I wanted to confirm how we are packing bits onto the JESD204B bus with the AD9176.
We are in Mode 4. We have a complex waveform we are sending to the DAC from our FPGA board. Currently we have lanes 0 - 3. In the table on page 34 the following is called out. it says for lane 0, Frame 0 has octet 0 and octet 1 as M0S0[15:8] and M0S0[7:0], respectively. Frame 1 would have M0S1[15:8] and M0S1[7:0]. Lane 1 would then have the M1Sx samples, etc. We've read that M in our case is for complex sub channels. So would it be correct to say that for us, the DAC 0 IQ data would go as follows:
M0Sx = DAC0 I Data for both channels, if so is S0 channel 0 and S1 channel 1?

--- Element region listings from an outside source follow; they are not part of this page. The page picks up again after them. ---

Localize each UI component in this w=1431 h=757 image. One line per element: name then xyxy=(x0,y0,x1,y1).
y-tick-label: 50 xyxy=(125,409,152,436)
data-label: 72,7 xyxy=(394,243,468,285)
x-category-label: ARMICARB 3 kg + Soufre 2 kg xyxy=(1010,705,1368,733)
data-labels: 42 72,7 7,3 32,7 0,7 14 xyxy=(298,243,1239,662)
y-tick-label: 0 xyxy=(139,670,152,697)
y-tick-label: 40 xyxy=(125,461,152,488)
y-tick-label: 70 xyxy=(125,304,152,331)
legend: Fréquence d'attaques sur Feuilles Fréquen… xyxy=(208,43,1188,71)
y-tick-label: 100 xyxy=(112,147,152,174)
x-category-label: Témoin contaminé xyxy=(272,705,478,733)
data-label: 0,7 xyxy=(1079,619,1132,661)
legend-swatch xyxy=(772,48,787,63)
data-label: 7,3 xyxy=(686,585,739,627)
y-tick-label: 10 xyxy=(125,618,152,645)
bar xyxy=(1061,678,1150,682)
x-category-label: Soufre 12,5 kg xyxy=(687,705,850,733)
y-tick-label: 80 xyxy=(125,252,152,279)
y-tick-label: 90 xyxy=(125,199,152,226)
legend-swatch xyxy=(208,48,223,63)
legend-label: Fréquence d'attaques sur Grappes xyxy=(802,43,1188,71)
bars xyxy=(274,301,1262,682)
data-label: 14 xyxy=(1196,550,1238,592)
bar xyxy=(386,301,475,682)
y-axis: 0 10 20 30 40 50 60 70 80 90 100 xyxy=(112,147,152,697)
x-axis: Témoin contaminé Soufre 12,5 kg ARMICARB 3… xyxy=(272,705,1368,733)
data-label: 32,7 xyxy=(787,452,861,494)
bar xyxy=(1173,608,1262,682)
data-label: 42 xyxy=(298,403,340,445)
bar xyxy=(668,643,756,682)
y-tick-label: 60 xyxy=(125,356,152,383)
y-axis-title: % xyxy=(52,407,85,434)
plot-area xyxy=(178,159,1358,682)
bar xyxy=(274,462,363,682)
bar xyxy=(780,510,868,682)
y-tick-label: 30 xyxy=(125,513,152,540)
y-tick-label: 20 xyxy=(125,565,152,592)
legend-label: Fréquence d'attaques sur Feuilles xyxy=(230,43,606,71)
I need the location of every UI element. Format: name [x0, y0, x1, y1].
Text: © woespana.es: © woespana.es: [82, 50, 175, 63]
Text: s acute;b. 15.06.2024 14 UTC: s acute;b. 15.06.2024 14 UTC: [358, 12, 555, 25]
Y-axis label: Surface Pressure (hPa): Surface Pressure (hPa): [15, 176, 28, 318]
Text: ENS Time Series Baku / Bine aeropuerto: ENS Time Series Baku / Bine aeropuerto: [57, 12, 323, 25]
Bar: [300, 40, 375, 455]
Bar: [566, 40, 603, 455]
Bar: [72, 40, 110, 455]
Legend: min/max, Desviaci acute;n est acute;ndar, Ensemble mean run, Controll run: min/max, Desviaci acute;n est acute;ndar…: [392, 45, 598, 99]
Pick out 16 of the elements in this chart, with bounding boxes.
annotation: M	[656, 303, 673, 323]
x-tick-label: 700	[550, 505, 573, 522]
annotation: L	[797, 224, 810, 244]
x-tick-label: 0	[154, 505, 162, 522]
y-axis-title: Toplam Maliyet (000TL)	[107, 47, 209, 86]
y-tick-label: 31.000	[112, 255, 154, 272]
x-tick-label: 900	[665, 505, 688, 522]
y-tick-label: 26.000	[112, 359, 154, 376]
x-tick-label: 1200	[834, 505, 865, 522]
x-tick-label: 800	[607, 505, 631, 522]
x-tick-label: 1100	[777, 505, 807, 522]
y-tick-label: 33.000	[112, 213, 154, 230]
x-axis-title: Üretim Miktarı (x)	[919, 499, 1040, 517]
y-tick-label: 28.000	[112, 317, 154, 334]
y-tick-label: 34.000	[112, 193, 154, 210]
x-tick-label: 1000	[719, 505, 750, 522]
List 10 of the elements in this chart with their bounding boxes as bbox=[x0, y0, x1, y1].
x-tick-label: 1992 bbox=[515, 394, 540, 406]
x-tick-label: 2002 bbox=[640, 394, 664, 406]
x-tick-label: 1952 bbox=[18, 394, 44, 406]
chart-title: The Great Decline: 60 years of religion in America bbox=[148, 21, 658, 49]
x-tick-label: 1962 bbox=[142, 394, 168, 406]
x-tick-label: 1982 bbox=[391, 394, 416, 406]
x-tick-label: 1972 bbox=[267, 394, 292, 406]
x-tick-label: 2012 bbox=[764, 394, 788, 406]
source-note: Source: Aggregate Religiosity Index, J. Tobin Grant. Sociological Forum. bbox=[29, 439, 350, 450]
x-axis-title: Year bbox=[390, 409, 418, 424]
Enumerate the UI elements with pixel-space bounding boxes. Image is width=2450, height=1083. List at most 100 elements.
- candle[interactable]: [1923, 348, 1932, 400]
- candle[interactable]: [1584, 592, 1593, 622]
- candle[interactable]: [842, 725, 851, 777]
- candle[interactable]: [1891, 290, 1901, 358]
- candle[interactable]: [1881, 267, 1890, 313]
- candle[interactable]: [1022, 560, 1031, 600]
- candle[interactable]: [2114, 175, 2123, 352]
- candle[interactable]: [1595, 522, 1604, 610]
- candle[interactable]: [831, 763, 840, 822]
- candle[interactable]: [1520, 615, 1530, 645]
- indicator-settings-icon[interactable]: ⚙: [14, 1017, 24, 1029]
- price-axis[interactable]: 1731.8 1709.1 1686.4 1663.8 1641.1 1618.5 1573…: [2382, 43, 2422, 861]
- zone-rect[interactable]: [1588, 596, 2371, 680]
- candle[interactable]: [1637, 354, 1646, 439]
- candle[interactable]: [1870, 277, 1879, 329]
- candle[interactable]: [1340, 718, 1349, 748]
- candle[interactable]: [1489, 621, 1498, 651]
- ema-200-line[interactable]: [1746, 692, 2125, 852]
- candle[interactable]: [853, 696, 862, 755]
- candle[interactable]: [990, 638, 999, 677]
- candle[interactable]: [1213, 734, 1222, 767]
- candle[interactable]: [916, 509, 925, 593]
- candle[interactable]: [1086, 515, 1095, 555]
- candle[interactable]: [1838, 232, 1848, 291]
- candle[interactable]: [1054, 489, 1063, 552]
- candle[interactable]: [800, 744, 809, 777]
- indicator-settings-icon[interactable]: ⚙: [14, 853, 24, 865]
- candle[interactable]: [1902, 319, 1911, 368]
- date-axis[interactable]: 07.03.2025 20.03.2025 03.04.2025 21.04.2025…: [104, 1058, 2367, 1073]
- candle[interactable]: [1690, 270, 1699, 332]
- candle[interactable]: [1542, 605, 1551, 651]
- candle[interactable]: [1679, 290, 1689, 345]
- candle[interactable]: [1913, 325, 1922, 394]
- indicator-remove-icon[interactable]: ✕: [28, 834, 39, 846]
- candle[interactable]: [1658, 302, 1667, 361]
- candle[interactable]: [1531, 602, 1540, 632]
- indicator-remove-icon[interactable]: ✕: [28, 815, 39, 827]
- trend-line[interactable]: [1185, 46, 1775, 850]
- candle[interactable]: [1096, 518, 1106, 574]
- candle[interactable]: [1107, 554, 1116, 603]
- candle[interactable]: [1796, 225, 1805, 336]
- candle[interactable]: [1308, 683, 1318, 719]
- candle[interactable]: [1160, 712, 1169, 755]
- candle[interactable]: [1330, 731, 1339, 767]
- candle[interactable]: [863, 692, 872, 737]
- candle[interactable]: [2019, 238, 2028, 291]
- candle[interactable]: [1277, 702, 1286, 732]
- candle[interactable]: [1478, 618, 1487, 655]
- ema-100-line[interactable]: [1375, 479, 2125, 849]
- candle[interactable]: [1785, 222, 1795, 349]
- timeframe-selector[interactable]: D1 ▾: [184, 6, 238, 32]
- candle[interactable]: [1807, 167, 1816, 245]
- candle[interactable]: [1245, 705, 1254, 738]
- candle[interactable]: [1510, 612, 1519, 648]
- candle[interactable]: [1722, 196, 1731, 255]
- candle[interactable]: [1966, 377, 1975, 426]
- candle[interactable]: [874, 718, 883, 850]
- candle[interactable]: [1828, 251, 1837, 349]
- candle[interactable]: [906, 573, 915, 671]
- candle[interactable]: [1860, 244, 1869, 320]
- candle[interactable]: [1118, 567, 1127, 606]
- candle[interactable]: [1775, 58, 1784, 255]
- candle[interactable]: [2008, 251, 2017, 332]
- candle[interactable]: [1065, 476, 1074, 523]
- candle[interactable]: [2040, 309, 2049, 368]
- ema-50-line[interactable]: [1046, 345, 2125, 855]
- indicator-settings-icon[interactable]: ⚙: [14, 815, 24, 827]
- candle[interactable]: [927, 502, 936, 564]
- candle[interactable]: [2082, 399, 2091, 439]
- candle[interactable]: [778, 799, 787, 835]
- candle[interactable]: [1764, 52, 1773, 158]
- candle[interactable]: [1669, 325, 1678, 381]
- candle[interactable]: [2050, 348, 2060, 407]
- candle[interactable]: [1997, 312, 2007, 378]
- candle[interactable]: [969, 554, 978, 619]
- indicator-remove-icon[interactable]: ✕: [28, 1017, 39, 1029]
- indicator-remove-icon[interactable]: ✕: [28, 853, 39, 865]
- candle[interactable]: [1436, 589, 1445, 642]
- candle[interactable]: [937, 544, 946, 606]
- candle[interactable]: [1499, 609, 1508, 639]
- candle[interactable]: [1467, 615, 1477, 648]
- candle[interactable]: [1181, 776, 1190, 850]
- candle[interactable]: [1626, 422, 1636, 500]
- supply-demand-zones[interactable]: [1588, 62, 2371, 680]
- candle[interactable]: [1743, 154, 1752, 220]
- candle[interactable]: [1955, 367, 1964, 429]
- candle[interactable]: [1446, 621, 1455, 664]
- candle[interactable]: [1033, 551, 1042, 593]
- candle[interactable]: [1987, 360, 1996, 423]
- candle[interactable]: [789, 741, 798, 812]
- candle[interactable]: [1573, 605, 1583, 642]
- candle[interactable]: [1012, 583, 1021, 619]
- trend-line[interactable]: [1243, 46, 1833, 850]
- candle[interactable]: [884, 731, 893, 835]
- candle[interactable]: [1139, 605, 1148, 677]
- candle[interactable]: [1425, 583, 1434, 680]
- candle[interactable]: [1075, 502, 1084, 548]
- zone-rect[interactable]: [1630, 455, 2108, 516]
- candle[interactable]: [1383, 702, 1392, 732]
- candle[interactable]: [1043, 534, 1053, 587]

M1Sx = DAC0 Q Data for both channel
Or is it:
M0S0 = DAC0 I data for channel 0, M0S1 is DAC0 Q data for Channel 0M1S0 = DAC0 I data for channel 1, M1S1 is DAC0 Q data for Channel 1
M0 - DAC0 I data
M1 - DAC0 Q data
M2- DAC1 I data
M3 - DAC1 Q data
1 Mx is the converter number and Sy is the sample number. For example, M0S0 means Converter 0, Sample 0.